It Pays to be Cooperative with the Workplace Ombudsman
“No less than large corporate employers, small businesses have an obligation to meet minimum employment standards, and their employees, rightly have an expectation that this will occur. When it does not it will, normally be necessary to mark the failure by imposing an appropriate monetary sanction. Such a sanction must be imposed at a meaningful level”. (Judge Tracey in the Federal Court decision of Kelly v Fitzpatrick).
The Commonwealth Government is reaping rewards from prosecuting small businesses for underpaid wages and entitlements. As advised in a previous newsletter, over the past 2 years, the Workplace Ombudsman has recovered more than $52 million in employee wage underpayments. The majority of these recoveries resulted in penalties payable to the Commonwealth, usually in tens of thousands of dollars. Interestingly, it is not necessarily the quantum of the underpayment which will determine the size of the penalty, as the Courts will have regard to a number of factors including:
- The circumstances of the conduct;
- The size of the business;
- Whether the conduct was deliberate;
- Whether the employer took corrective preventative action;
- Whether the employer cooperated with the enforcement authorities; and
- The need for specific and general deterrence.
In two contrasting cases, one small business (a trucking business) incurred penalties of approximately $3,500 for underpayments totalling in excess of $95,000, whilst the other small business (a beautician business) incurred penalties of approximately $27,500 for underpayments totalling less of $6,000. It was held that neither employer had acted deliberately. One was contrite and cooperated with the Workplace Ombudsman, whilst the other only paid after proceedings had been instituted. No prizes for guessing which employer cooperated.
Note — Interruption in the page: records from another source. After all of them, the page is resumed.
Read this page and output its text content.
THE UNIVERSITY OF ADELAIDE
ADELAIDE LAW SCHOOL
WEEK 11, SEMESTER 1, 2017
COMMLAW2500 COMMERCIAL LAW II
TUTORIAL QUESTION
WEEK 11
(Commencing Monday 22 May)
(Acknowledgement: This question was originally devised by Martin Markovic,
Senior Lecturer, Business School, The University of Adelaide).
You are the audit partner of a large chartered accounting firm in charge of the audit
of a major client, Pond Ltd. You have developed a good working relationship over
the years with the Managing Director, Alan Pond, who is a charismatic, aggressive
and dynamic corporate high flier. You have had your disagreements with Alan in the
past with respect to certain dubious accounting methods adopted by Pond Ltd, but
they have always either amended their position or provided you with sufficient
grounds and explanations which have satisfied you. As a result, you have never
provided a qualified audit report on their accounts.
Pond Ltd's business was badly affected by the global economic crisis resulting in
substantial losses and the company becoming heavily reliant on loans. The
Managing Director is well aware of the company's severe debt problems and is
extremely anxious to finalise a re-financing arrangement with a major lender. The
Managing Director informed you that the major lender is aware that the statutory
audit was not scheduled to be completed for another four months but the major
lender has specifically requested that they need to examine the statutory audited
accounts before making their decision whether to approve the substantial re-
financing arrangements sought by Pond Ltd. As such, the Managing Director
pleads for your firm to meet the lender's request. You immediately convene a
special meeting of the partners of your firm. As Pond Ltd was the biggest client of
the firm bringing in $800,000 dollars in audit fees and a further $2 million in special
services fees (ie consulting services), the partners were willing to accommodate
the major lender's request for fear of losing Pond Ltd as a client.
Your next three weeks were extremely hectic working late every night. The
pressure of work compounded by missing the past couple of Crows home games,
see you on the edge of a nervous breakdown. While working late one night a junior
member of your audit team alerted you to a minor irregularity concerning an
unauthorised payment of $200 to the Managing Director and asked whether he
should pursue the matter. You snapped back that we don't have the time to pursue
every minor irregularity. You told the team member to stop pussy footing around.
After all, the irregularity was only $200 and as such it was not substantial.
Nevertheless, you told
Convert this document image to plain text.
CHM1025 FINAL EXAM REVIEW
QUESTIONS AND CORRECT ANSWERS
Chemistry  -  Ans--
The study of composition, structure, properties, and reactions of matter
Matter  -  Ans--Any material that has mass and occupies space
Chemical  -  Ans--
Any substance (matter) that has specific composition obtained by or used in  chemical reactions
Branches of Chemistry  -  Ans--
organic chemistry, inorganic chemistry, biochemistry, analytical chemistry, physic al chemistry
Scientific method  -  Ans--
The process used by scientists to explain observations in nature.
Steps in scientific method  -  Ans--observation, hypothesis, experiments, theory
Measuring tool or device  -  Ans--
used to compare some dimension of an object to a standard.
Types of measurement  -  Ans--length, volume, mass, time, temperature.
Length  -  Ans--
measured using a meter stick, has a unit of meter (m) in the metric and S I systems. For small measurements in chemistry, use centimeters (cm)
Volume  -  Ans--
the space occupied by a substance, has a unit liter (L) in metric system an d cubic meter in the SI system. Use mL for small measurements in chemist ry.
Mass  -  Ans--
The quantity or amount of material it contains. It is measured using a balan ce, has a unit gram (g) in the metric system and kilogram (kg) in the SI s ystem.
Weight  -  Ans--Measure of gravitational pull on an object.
In recent times the Workplace Ombudsman has been specifically targeting retailers. Should you receive a letter or a visit from the Workplace Ombudsman, it is advisable to be fully cooperative and to seek advice from MST as to any allegations of underpayment. Prevention, however, is obviously a better alternative to defending such allegations. If you pay wages and other entitlements which could be less than those prescribed by awards, the best preventative measure is to implement a collective agreement.